The former head of Britain's domestic intelligence agency accuses the British government of exploiting the fear of terrorism and of restricting civil liberties. Former MI5 chief Stella Rimington says the current government has not struck the right balance between security and personal privacy.

Following the September 11 terror attacks in the United States in 2001, Britain, first under Prime Minister Tony Blair and now under Gordon Brown, has taken away long-fought-for civil liberties in the name of security. And the government, Stella Rimington says, has not struck a correct balance.

Interviewed in the Spanish newspaper La Vanguardia, the former chief of Britain's domestic intelligence agency in the mid '90s says, it would be better that the government recognized that there are risks, rather than frighten people in order to be able to pass laws which restrict civil liberties. That is precisely, she adds, one of the objectives of terrorism - to get people to live in fear, under a police state.'

The director of policy at the London-based human-rights organization Liberty, Isabella Sankey, says with people like Rimington, and other key figures now going public on the balance question, it shows that for many, enough is enough.

"We have seen a number of measures that have been passed in the name of countering terror, which are then used and misapplied in other areas. And that is really what we are talking about when we say there is a creeping encroachment on our fundamental rights and our liberties," she said.

As a case in point, Sankey points to British government plans for a computer database to record all e-mail, text and phone call traffic in Britain. The country already has the largest DNA database per head of population in the world and the highest per capita use of CCTV surveillance cameras in the West. It also wants to eventually make ID cards mandatory for all people in Britain.

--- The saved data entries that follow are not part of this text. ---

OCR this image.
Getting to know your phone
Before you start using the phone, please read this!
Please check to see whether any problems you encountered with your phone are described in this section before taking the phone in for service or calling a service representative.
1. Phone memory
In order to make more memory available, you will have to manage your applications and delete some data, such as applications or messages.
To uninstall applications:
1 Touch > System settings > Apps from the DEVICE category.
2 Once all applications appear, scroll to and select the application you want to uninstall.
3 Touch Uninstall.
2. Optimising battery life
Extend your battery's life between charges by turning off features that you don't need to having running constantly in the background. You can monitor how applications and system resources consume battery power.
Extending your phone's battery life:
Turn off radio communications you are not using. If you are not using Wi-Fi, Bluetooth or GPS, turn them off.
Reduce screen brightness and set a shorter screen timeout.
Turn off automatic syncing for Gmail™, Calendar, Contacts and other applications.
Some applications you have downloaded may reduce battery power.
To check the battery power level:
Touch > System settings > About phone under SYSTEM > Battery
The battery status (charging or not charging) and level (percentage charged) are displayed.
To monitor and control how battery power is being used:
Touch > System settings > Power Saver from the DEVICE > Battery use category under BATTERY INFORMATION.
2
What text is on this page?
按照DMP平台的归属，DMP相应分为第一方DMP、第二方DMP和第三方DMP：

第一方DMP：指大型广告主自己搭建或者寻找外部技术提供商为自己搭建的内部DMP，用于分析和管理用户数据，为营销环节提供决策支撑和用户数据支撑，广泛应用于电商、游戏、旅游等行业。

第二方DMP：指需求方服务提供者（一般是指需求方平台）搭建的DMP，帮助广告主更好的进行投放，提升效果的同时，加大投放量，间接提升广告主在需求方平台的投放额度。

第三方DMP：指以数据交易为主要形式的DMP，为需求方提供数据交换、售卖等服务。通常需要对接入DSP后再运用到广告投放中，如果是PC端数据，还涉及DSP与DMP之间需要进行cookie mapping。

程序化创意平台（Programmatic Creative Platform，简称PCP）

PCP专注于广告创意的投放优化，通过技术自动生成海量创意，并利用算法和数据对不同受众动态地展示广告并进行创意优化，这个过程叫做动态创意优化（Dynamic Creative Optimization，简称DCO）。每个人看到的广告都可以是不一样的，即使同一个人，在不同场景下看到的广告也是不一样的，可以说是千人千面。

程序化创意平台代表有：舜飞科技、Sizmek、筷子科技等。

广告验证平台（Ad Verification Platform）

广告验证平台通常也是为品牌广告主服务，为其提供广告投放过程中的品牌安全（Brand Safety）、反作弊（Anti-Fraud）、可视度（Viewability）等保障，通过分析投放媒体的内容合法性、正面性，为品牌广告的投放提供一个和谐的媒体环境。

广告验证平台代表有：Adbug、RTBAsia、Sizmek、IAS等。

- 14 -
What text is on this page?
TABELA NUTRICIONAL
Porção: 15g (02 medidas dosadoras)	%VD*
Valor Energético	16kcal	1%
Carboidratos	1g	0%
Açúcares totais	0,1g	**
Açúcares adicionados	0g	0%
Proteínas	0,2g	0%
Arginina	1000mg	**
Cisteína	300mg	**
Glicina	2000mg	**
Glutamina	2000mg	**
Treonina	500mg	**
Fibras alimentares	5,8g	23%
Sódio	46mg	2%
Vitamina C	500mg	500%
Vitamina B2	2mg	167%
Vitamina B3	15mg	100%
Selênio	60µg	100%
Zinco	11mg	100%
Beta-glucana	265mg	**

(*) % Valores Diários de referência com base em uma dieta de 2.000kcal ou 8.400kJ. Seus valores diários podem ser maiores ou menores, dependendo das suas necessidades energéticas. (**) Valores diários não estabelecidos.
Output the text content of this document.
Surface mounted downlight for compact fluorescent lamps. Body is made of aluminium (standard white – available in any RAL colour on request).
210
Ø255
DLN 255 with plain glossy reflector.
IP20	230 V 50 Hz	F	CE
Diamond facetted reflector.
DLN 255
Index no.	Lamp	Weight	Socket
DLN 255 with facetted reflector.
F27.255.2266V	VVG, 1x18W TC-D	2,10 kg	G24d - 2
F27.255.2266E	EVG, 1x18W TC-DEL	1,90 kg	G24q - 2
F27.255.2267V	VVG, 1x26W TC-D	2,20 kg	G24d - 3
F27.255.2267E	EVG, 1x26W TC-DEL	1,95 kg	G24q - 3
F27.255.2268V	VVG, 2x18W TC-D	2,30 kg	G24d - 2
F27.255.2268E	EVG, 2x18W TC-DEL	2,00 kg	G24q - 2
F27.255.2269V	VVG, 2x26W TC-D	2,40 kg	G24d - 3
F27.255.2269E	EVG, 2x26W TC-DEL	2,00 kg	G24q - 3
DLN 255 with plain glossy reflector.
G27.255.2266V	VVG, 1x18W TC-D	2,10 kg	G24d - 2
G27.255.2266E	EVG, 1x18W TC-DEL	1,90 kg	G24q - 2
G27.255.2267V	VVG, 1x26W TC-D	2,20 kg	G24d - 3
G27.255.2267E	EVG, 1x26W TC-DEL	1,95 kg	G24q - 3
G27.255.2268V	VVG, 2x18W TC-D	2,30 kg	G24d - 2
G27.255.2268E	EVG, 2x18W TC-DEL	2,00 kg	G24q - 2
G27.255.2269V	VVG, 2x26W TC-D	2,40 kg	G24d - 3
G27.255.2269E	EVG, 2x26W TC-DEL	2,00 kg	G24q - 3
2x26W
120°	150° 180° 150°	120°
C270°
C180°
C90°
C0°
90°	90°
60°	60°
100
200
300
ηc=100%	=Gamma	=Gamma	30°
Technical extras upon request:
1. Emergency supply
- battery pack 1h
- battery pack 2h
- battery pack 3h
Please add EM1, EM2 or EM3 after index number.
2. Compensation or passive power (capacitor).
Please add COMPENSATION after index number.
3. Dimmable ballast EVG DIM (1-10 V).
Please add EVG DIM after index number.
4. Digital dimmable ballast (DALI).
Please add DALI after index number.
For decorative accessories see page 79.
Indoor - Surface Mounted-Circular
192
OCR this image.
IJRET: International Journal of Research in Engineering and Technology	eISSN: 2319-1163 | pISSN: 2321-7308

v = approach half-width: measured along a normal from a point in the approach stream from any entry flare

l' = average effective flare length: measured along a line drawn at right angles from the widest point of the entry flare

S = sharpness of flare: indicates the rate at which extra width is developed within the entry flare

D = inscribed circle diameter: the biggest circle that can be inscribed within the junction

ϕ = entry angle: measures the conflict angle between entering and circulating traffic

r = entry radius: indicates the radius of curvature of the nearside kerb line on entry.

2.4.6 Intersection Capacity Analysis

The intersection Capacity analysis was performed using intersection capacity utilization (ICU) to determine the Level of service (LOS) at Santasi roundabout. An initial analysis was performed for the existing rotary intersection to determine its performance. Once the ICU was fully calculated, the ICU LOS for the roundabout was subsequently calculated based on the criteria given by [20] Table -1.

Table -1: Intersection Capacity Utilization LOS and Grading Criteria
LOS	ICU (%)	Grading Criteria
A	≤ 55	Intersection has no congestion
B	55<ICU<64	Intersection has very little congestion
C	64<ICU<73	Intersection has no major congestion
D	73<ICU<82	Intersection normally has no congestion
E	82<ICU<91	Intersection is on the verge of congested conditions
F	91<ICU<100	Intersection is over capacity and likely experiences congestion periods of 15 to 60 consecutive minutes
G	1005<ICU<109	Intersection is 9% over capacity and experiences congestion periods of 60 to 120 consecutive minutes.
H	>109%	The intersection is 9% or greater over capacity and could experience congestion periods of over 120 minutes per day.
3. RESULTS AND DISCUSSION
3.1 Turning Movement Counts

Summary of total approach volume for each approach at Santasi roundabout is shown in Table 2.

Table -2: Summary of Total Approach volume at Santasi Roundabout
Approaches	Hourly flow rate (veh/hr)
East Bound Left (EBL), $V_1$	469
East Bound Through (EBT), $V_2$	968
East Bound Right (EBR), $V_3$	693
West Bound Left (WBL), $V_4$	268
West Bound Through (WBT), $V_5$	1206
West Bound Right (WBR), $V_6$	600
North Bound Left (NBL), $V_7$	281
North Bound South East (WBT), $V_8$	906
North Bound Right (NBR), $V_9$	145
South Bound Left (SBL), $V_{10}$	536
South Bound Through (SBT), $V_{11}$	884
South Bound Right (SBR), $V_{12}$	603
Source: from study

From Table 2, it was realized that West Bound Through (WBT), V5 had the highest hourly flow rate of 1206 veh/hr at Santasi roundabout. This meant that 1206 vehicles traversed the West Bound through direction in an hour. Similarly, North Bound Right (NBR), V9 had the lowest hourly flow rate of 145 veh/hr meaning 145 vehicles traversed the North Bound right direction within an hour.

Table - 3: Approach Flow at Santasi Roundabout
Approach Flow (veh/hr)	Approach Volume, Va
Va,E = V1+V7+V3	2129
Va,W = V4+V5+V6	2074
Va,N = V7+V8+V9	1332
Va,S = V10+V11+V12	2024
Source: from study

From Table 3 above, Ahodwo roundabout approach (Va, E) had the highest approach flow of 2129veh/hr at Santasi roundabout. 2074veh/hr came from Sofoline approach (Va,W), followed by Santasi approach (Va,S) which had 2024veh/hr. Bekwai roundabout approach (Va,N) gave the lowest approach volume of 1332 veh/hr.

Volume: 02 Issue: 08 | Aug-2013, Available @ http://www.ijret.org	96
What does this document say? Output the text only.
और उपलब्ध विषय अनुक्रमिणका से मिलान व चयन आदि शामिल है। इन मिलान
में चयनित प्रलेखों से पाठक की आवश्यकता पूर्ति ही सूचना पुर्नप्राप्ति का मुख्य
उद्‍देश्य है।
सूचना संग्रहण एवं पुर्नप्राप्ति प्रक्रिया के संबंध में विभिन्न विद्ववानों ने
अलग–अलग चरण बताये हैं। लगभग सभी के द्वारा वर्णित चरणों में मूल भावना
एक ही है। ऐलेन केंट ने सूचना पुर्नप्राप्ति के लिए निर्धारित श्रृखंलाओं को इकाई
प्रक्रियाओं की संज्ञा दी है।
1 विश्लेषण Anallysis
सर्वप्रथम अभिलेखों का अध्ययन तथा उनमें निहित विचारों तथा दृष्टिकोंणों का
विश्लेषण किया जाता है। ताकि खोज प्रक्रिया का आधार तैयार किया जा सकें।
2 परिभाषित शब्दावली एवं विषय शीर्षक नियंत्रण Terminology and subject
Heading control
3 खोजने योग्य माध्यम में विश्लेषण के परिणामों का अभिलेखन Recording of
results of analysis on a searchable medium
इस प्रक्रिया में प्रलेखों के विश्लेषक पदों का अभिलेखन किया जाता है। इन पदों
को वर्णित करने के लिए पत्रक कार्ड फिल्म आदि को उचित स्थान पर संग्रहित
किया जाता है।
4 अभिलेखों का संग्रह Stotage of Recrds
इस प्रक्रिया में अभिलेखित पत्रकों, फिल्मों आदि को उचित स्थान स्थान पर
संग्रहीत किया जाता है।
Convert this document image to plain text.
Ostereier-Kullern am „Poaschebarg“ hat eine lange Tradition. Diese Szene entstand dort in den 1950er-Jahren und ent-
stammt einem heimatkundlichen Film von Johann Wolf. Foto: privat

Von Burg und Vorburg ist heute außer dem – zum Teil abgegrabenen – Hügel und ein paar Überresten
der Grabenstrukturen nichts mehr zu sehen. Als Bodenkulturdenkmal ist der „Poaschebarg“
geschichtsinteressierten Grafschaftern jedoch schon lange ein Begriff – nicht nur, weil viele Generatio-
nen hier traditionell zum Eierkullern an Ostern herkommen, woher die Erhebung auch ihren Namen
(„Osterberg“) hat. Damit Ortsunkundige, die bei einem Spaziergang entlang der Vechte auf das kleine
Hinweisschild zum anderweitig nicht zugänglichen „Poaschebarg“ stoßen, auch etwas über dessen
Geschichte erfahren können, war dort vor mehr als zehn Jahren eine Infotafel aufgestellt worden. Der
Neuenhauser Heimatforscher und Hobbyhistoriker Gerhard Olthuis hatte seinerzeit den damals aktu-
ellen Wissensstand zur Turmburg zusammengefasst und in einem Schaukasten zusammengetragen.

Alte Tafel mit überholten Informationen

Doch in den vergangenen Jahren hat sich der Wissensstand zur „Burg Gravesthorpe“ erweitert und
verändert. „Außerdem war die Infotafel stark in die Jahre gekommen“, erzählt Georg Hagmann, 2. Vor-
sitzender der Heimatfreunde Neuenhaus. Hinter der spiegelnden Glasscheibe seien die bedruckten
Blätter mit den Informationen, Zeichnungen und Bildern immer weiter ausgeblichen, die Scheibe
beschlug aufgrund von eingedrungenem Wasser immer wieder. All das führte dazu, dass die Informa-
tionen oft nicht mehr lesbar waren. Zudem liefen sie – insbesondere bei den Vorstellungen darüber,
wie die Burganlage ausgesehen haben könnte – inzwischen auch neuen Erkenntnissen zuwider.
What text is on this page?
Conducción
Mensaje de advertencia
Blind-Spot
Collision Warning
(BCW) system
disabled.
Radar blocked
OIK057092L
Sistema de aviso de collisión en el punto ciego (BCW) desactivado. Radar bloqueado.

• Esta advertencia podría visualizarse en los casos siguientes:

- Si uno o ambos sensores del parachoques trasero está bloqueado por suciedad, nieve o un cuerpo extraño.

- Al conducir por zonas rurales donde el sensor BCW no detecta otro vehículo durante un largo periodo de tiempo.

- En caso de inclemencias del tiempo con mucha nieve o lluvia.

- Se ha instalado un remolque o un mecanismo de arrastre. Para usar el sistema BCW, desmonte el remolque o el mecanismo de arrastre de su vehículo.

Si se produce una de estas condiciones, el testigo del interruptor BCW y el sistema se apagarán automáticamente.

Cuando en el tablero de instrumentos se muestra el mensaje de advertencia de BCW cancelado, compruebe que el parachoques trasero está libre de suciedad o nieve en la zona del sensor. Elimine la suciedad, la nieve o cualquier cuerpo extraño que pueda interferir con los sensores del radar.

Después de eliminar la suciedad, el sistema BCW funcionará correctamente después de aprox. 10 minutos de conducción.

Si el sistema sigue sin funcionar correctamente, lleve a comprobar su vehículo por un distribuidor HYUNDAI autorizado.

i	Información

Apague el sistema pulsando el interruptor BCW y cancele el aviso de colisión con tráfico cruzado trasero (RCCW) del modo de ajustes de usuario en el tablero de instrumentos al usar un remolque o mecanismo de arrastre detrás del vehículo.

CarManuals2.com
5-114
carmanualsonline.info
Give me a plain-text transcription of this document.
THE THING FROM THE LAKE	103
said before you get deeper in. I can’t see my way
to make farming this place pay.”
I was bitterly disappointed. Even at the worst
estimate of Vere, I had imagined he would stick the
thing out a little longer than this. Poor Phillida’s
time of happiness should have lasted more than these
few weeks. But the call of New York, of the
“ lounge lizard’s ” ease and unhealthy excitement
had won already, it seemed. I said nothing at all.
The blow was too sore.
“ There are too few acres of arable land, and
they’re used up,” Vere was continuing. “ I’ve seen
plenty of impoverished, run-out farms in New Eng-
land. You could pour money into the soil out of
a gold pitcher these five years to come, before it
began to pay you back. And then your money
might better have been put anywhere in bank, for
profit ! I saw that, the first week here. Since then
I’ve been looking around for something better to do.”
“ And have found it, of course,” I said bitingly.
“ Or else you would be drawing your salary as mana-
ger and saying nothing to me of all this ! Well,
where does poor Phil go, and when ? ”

Rimington has long said those cards will not make the public any safer.

Britain's Home Office replies such data collection provides law enforcement agencies with the tools to protect the public.

But many British citizens believe existing laws and well established police techniques are adequate, and the government is increasingly seen as out of step.

A new MORI poll indicates the ruling Labor Party is 20 percentage points behind the main opposition party, the Conservatives, in public popularity.